What may be another big part of this supposed fuss is the aforementioned JF3. It would be hard to argue that there were not at least some Auburn fans out there who were excited at the signing of the former Florida State and EMCC quarterback. I'm certain many thought he'd be a Nick Marshall 2.0 (you can't improve on the Cam Newton model) and that Auburn would return to an offense reminiscent of the 2013-14 seasons.
But before Malzahn could even make a decision as to who would be taking the direct snaps, Netflix's series "Last Chance U" debuted and we all got a close look at Franklin's personality. It wasn't the best of portrayals, I'll admit, but what I saw was a young person who has been told his whole life that he is hot shit acting like a young person who has been told his whole life that he is hot shit. How did you think he was going to behave on camera? You have an athlete who is trying to re-up his stock and value as a football player by going to a program that will try to make him look as flashy and awesome as possible as a means to continue to prop up their own brand. Now, you're sticking a lens in his face, telling him to act like the camera crew isn't there and that when they're done that sometime in the near future he and everyone that knows or doesn't know him is going to be able to watch him play on the most renowned pay for video streaming service on the planet.
Yeah, that sounds like the makings of the biggest and best piece of humble pie that's ever been served.
Fans everywhere made their opinion of how they felt about JF3 known to anyone on the internet who would listen, whether they were positive, negative (largely this) or neutral (me). And as we all know, Franklin did not get the starting role. Not only did he not get the starting role, but he is sharing the backup spot with JJ. He's not even a true No. 2 or 3!
That leaves Sean White, finally named the starter last week. There's already plenty that has been said and written about him. Like Coach Malzahn has said (I'm pretty sure he said this), I believe White gives Auburn its best chance at winning football games this season. If the Tigers don't win many football games, hopefully, Sean will make Auburn at least look competitive in those losses. I honestly don't even know what else I can say other than that.
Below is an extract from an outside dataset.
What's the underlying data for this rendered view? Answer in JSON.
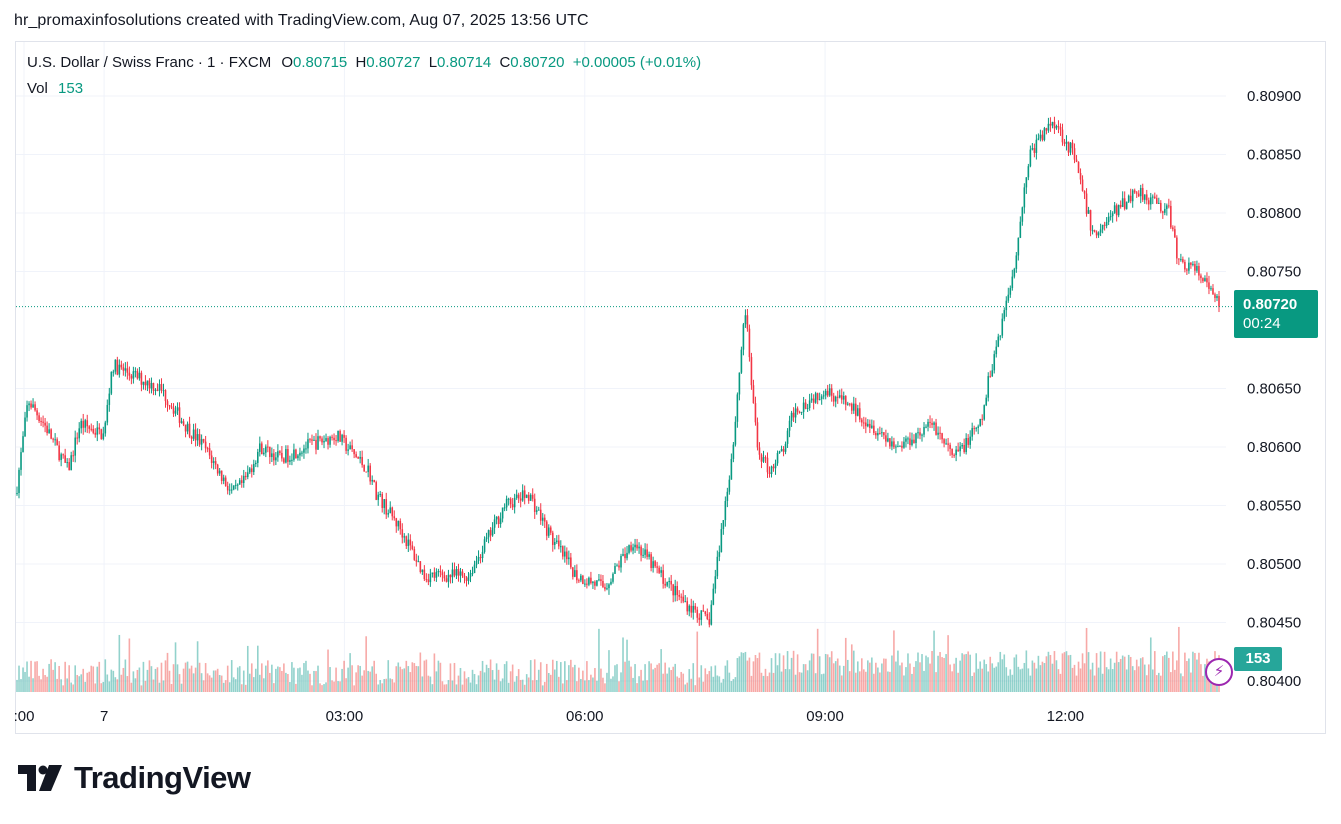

Wrapping all of this nonsense I've written is the opener against Clemson. I didn't watch much of the Lake Tigers' games last season. In fact, I only watched two of their games in full and yeah, those would be the playoff games. So, I turned to the one resource that I know is a horrible way to get a feel for an opposing team. That would be SB Nation's Clemson blog, Shakin' the Southland.
HAHAHAHAHAHA! I'm just kidding! I'm sure they do great work over there. I don't know, I've never read their stuff.
No, I'm talking about cfbstats.com. I know, this is a terrible thing to do, but I'm lazy and 60% percent of the time it works every time. Anyway, as I looked through 2015 Clemson's statistical data I started to notice how similar it was with Auburn's 2013 team. The biggest difference being that DeShaun Watson personally accounted for 5209 yards of total offense. That's 399 yards more than Auburn's entire offense put up last season. Yes, Watson did play two more games than Auburn did, but still.
Reading over these statistics brought back some fun memories of that 2013 Tigers team and led me to wonder about what it must have been like for opposing teams that had to face Auburn's offense three years ago.
I think we're going to find out come Saturday.
I'm not down on our Tigers and I think Gus and Co. will find a way to be competitive Saturday night. But as Randy Quaid said in Independence Day, "I picked a hell of day to quit drinking".
That's a lie, I haven't quit drinking.